Die Verteidigung von Marcelo Nahuel Morandini und Humberto Roque Villegas beruft sich darauf, dass es sich bei den Beweisen in beiden Fällen um Beiträge in den Sozialen Medien handelt. Marcelo Nahuel Morandini und Humberto Roque Villegas berichteten auch, dass sie in den ersten Tagen ihrer Haft im Gefängnis Barrio Gorriti in San Salvador de Jujuy unmenschlicher und herabwürdigender Behandlung ausgesetzt gewesen waren. Der nationale Ausschuss gegen Folter erstattete daraufhin Anzeige bei der Staatsanwaltschaft.
Diese Untersuchung und die gegen die drei Personen erhobenen Anklagen sind äusserst besorgniserregend. Sie verletzen nicht nur ihr Recht auf freie Meinungsäusserung, sondern können auch eine abschreckende Wirkung auf den Rest der Bevölkerung haben, die davon ausgehen könnte, Repressalien fürchten zu müssen.
Amnesty International hat bereits früher seine Besorgnis über Menschenrechtsverletzungen in Jujuy zum Ausdruck gebracht. Im Juni 2023 kam es in der Provinz bei Demonstrationen anlässlich einer im Juni genehmigten Verfassungsreform zu gewaltsamen Repressionen seitens der Polizei.
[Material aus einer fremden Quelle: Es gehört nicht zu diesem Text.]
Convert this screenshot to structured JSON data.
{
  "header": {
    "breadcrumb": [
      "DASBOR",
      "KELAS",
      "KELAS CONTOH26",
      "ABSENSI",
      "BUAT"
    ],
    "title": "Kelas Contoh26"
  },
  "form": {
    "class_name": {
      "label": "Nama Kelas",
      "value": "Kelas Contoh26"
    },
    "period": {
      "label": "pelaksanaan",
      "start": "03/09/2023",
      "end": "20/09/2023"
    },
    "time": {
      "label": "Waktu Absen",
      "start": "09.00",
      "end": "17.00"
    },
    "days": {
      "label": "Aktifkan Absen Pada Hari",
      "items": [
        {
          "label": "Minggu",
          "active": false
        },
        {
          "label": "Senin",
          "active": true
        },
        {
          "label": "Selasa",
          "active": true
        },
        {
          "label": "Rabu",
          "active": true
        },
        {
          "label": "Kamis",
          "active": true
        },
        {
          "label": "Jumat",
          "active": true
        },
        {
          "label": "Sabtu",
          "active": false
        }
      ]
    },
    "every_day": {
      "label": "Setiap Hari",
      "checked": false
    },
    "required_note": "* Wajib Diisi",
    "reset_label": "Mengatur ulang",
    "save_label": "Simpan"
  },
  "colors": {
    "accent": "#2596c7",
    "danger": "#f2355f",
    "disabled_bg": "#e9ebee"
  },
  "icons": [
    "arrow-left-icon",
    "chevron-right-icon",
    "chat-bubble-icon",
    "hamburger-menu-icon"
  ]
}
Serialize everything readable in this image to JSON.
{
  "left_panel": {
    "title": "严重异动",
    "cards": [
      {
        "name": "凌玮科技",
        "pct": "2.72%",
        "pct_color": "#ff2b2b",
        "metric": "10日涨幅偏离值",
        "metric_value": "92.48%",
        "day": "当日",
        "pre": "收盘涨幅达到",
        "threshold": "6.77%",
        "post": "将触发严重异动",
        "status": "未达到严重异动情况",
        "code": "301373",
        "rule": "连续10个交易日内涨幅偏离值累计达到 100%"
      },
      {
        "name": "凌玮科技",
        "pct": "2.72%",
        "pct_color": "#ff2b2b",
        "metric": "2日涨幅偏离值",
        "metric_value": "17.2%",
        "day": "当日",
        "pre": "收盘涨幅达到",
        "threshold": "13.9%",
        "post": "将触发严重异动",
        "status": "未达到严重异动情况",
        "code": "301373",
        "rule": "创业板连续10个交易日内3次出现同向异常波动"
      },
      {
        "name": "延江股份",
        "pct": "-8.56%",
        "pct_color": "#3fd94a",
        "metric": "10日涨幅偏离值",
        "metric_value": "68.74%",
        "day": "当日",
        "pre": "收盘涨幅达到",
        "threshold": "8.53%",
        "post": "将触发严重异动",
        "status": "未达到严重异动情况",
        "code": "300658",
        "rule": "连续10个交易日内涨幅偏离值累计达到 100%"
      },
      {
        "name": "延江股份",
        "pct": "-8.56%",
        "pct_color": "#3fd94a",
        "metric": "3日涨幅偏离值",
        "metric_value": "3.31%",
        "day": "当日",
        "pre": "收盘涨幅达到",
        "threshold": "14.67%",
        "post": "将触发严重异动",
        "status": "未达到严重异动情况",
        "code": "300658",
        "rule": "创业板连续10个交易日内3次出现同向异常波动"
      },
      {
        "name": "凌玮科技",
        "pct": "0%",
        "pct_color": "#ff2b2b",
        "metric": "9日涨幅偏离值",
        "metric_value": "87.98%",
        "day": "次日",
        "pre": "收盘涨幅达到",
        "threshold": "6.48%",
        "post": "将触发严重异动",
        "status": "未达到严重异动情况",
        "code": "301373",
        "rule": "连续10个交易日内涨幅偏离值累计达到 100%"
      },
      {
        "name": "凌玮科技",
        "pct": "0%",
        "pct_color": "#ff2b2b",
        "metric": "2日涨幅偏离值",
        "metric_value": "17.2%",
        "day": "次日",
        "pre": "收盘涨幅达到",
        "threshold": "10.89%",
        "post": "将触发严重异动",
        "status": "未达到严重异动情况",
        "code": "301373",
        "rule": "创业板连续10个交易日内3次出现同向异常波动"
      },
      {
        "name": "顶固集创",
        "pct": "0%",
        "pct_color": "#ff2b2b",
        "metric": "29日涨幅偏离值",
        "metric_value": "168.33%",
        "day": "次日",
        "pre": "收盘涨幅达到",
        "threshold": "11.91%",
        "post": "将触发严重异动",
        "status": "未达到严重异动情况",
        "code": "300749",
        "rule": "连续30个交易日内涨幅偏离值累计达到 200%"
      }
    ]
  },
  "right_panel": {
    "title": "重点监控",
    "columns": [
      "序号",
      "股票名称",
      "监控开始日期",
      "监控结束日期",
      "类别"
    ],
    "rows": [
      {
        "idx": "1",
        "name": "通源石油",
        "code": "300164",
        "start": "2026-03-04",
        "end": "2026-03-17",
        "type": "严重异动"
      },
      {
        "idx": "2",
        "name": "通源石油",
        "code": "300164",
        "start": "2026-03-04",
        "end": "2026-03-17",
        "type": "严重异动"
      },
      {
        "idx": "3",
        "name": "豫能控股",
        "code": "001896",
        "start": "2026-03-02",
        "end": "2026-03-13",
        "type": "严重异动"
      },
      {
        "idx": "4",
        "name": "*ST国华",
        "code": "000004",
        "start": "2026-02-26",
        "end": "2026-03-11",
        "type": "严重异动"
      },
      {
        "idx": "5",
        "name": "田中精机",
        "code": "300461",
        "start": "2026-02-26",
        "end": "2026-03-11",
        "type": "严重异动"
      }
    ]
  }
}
Darüber hinaus dokumentierte die Organisation willkürliche Inhaftierungen und exzessive Gewaltanwendung durch Staatsbedienstete sowie andere Verletzungen der Rechte auf Freiheit, körperliche Unversehrtheit, friedliche Versammlung und freie Meinungsäusserung. Viele Betroffene verzichteten darauf, Anzeige zu erstatten, weil sie eine strafrechtliche Verfolgung wegen ihrer Teilnahme an den Protesten befürchteten. Gleichzeitig stellte Amnesty International fest, dass die Behörden kaum etwas unternahmen, um Vorwürfe von Menschenrechtsverletzungen, die von den Sicherheitskräften während der Demonstrationen begangen wurden, zu untersuchen.